When my friend Thal got married, I was the only single gal in attendance. This is by no means an exaggeration; it's the absolute truth.
All of the other attendees were already married or engaged. I, however, had just suffered a devastating break-up a couple months before and marriage was the furthest thing from my mind. It never crossed my mind that this would be a problem for anyone, until I took to the dance floor during the reception with a bunch of the married male guests.
It should be noted that no one was dancing with each other, but just dancing in a mass they way people tend to do at weddings. But every time someone playfully swung me out and back into them, I caught the eye-rolling and judgmental scowls of the wives of these men and realized I was not exactly making any friends by trying to enjoy myself. As I watched them leaning over the tables to whisper into each other's ears with their eyes firmly fixated on me, I understood that some "mean girls" never grow up, and to them, I was either a threat or a tramp - or maybe both. In fact I was neither. I was simply a woman who was doing her best to laugh during her best friend's wedding, instead of crying over the recent event that had ripped my world apart.
I did my best to ignore them. I knew in my heart that I wasn't interested in any man at that wedding, even if any of them had been single. Since Chris (Thal's now-husband) works in finance, it's from that world where the majority of the male guests had come. I love Gordon Gekko, but on my television; not in my bed.

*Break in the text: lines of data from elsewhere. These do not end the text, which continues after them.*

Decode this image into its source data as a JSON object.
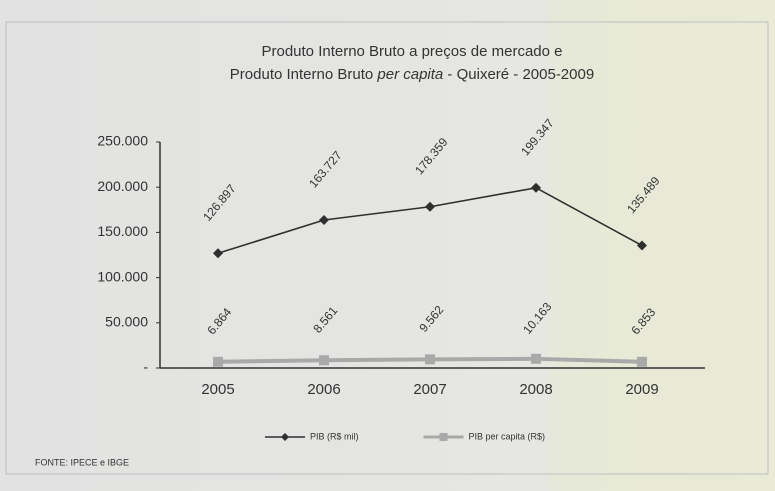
{
  "chart_data": {
    "type": "line",
    "title": {
      "line1": "Produto Interno Bruto a preços de mercado e",
      "line2": [
        "Produto Interno Bruto ",
        "per capita",
        " - Quixeré - 2005-2009"
      ]
    },
    "categories": [
      "2005",
      "2006",
      "2007",
      "2008",
      "2009"
    ],
    "series": [
      {
        "name": "PIB (R$ mil)",
        "color": "#2f2f2f",
        "marker": "diamond",
        "values": [
          126897,
          163727,
          178359,
          199347,
          135489
        ],
        "value_labels": [
          "126.897",
          "163.727",
          "178.359",
          "199.347",
          "135.489"
        ]
      },
      {
        "name": "PIB per capita (R$)",
        "color": "#a9a9a9",
        "marker": "square",
        "values": [
          6864,
          8561,
          9562,
          10163,
          6853
        ],
        "value_labels": [
          "6.864",
          "8.561",
          "9.562",
          "10.163",
          "6.853"
        ]
      }
    ],
    "ylim": [
      0,
      250000
    ],
    "yticks": [
      {
        "value": 0,
        "label": "-"
      },
      {
        "value": 50000,
        "label": "50.000"
      },
      {
        "value": 100000,
        "label": "100.000"
      },
      {
        "value": 150000,
        "label": "150.000"
      },
      {
        "value": 200000,
        "label": "200.000"
      },
      {
        "value": 250000,
        "label": "250.000"
      }
    ],
    "grid": false,
    "legend": "bottom",
    "source": "FONTE: IPECE e IBGE"
  }
}
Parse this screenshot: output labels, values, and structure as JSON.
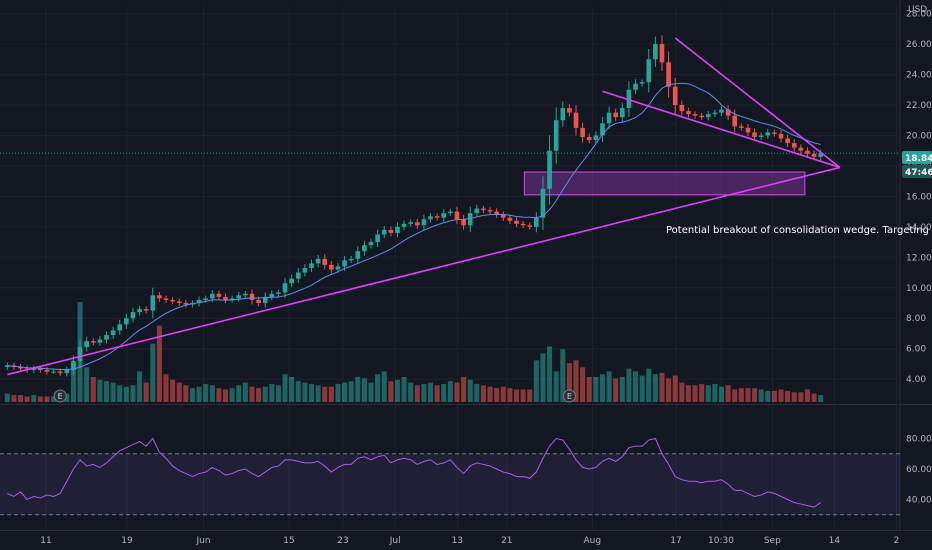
{
  "chart_data": {
    "type": "candlestick",
    "currency": "USD",
    "y_ticks": [
      "28.00",
      "26.00",
      "24.00",
      "22.00",
      "20.00",
      "18.00",
      "16.00",
      "14.00",
      "12.00",
      "10.00",
      "8.00",
      "6.00",
      "4.00"
    ],
    "rsi_ticks": [
      "80.00",
      "60.00",
      "40.00"
    ],
    "x_ticks": [
      "11",
      "19",
      "Jun",
      "15",
      "23",
      "Jul",
      "13",
      "21",
      "Aug",
      "17",
      "10:30",
      "Sep",
      "14",
      "2"
    ],
    "last_price": "18.84",
    "countdown": "47:46",
    "annotation": "Potential breakout of consolidation wedge. Targeting",
    "earnings_marker": "E",
    "ylim": [
      2.5,
      28.5
    ],
    "rsi_lim": [
      20,
      100
    ],
    "rsi_bands": [
      70,
      30
    ],
    "demand_zone": [
      16.1,
      17.6
    ],
    "support_line": [
      [
        0,
        4.3
      ],
      [
        125,
        17.9
      ]
    ],
    "wedge_upper": [
      [
        90,
        22.9
      ],
      [
        125,
        17.9
      ]
    ],
    "falling_line": [
      [
        101,
        26.4
      ],
      [
        125,
        17.9
      ]
    ],
    "colors": {
      "up": "#26a69a",
      "down": "#ef5350",
      "trend": "#e040fb",
      "zone": "#8e3ab0",
      "ma": "#5b8ff0",
      "rsi": "#b05cf0",
      "price_tag": "#26a69a"
    },
    "closes": [
      4.9,
      4.8,
      4.7,
      4.6,
      4.7,
      4.6,
      4.5,
      4.5,
      4.4,
      4.6,
      5.2,
      6.1,
      6.5,
      6.4,
      6.6,
      6.9,
      7.2,
      7.6,
      8.0,
      8.4,
      8.6,
      8.5,
      9.5,
      9.3,
      9.2,
      9.1,
      9.0,
      8.9,
      9.0,
      9.2,
      9.3,
      9.6,
      9.4,
      9.2,
      9.3,
      9.5,
      9.6,
      9.2,
      9.0,
      9.4,
      9.6,
      9.7,
      10.3,
      10.6,
      11.0,
      11.3,
      11.6,
      11.9,
      11.5,
      11.2,
      11.4,
      11.8,
      11.9,
      12.4,
      12.8,
      13.0,
      13.5,
      13.8,
      13.6,
      14.0,
      14.2,
      14.3,
      14.1,
      14.5,
      14.7,
      14.6,
      14.9,
      15.0,
      14.5,
      14.1,
      14.9,
      15.2,
      15.1,
      15.0,
      14.8,
      14.6,
      14.4,
      14.2,
      14.1,
      14.0,
      14.6,
      16.5,
      19.0,
      21.0,
      21.8,
      21.5,
      20.5,
      19.9,
      19.7,
      20.0,
      20.8,
      21.5,
      21.2,
      21.8,
      23.0,
      23.4,
      23.5,
      25.0,
      26.0,
      24.8,
      23.2,
      22.0,
      21.6,
      21.4,
      21.3,
      21.2,
      21.4,
      21.5,
      21.7,
      21.3,
      20.6,
      20.5,
      20.2,
      19.9,
      20.0,
      20.2,
      20.1,
      19.8,
      19.5,
      19.2,
      19.0,
      18.8,
      18.6,
      18.84
    ],
    "volumes": [
      6,
      5,
      5,
      4,
      5,
      4,
      4,
      4,
      5,
      6,
      28,
      72,
      25,
      18,
      16,
      15,
      14,
      12,
      11,
      12,
      22,
      14,
      42,
      55,
      20,
      16,
      14,
      12,
      10,
      11,
      13,
      12,
      10,
      9,
      10,
      12,
      14,
      11,
      10,
      11,
      13,
      12,
      20,
      18,
      15,
      14,
      13,
      12,
      11,
      11,
      13,
      14,
      15,
      18,
      17,
      14,
      20,
      22,
      15,
      16,
      18,
      14,
      12,
      13,
      14,
      12,
      13,
      15,
      14,
      18,
      16,
      13,
      12,
      11,
      10,
      11,
      10,
      9,
      9,
      9,
      30,
      35,
      40,
      22,
      38,
      28,
      30,
      25,
      18,
      18,
      20,
      22,
      17,
      18,
      24,
      22,
      19,
      24,
      20,
      21,
      17,
      19,
      14,
      12,
      12,
      13,
      12,
      13,
      11,
      12,
      9,
      10,
      10,
      10,
      9,
      8,
      8,
      9,
      8,
      7,
      7,
      9,
      6,
      5
    ],
    "rsi": [
      44,
      42,
      45,
      40,
      42,
      41,
      43,
      42,
      44,
      52,
      60,
      66,
      62,
      63,
      61,
      64,
      68,
      72,
      74,
      76,
      78,
      75,
      80,
      71,
      67,
      62,
      59,
      57,
      55,
      57,
      58,
      61,
      59,
      56,
      57,
      59,
      60,
      57,
      55,
      58,
      61,
      62,
      66,
      66,
      65,
      64,
      64,
      65,
      62,
      58,
      61,
      63,
      63,
      67,
      68,
      66,
      68,
      69,
      64,
      66,
      67,
      66,
      63,
      65,
      66,
      63,
      64,
      66,
      61,
      57,
      62,
      64,
      63,
      62,
      60,
      58,
      57,
      55,
      55,
      54,
      58,
      67,
      75,
      80,
      79,
      73,
      66,
      61,
      60,
      61,
      65,
      67,
      65,
      68,
      74,
      75,
      75,
      79,
      80,
      70,
      63,
      55,
      53,
      52,
      52,
      51,
      52,
      52,
      53,
      50,
      46,
      46,
      44,
      42,
      43,
      45,
      44,
      42,
      40,
      38,
      37,
      36,
      35,
      38
    ]
  }
}
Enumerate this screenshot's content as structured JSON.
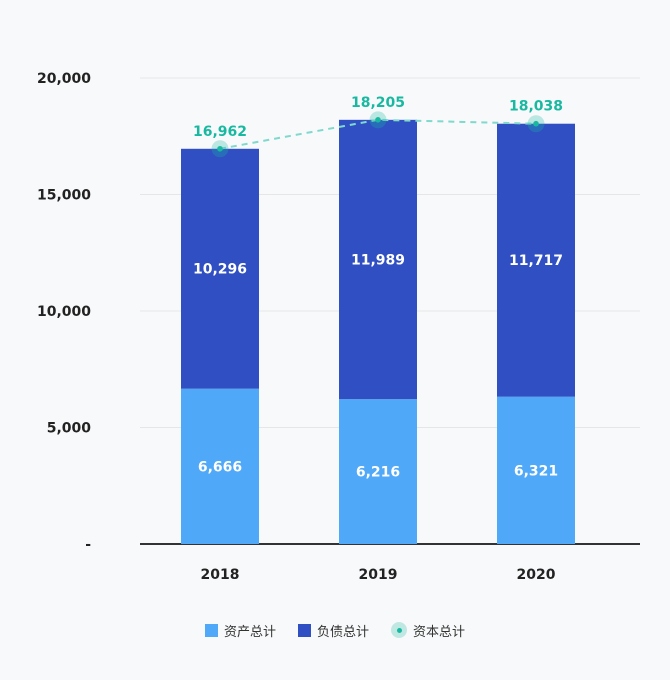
{
  "chart_data": {
    "type": "bar",
    "stacked": true,
    "categories": [
      "2018",
      "2019",
      "2020"
    ],
    "ylim": [
      0,
      20000
    ],
    "yticks": [
      {
        "value": 0,
        "label": "-"
      },
      {
        "value": 5000,
        "label": "5,000"
      },
      {
        "value": 10000,
        "label": "10,000"
      },
      {
        "value": 15000,
        "label": "15,000"
      },
      {
        "value": 20000,
        "label": "20,000"
      }
    ],
    "grid": true,
    "legend_position": "bottom",
    "series": [
      {
        "name": "资产总计",
        "type": "bar",
        "color": "#4fa8f8",
        "values": [
          6666,
          6216,
          6321
        ],
        "labels": [
          "6,666",
          "6,216",
          "6,321"
        ]
      },
      {
        "name": "负债总计",
        "type": "bar",
        "color": "#2f4fc2",
        "values": [
          10296,
          11989,
          11717
        ],
        "labels": [
          "10,296",
          "11,989",
          "11,717"
        ]
      },
      {
        "name": "资本总计",
        "type": "line",
        "style": "dashed",
        "color": "#19b9a1",
        "values": [
          16962,
          18205,
          18038
        ],
        "labels": [
          "16,962",
          "18,205",
          "18,038"
        ]
      }
    ]
  }
}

As the reception went on, and the lot of the wives and fiancées became tired, they headed upstairs to their respective hotel rooms. I, however, stayed downstairs with the guys to do shots and sing along to really bad 90s music. I wasn't tired, I wanted to drink too much and if those women wanted to pass judgment yet again for this choice of mine, then that was their problem. They were just flattering themselves to think that I'd be interested in any of their husbands.
Eventually the party moved to the hotel bar where we took over several tables and stayed until last call. There were about 15 of us remaining; I was one of the guys, and honestly, I don't think a single one of them saw me any differently than that.
Shortly after we had our final drinks we decided we wanted to go find some food. We stood in the lobby weighing our options for late night snacks when one of the wives came downstairs to see where her husband was. Of course, just like the rest of us, he was wobbling in place with glassy eyes, but I was shot a look from her as if I were the one to blame. Yes, it was I who got him and everyone else drunk. It was my fault; I did it, and had she not come down when she did I was going to try to have my way with every single one of them despite my aversion to pleated pants and loafers without socks.
After a quick reprimanding from this particular female guest, the last standing of the party hung their heads and followed each other, single file, into the elevator. I stood there -- sans buddies, sans food -- and went upstairs to watch bad TV.
I didn't make it to the goodbye brunch the next morning. I chose to stay in bed until my train left to come back to the city. Thal and Chris had already left for their honeymoon, and although I had fun the night before I knew, soberly, that it would be a lackluster situation in the light of day. I also knew that I didn't have it in me to dodge anymore stink-eyed looks from women I'd probably (hopefully) never see again.
I know that it's almost impossible to go through life without being occasionally judged for who you are when you're the odd person out in a room. I don't fault those women for their gossip or glares; perhaps I would have done the same thing had I been in their shoes. But I can't say for sure; I'm just not on the marriage train yet. Frankly, I think it missed my stop. So my message to you, mean girls, is to keep your judgment to yourselves. You might find yourself in my position one day.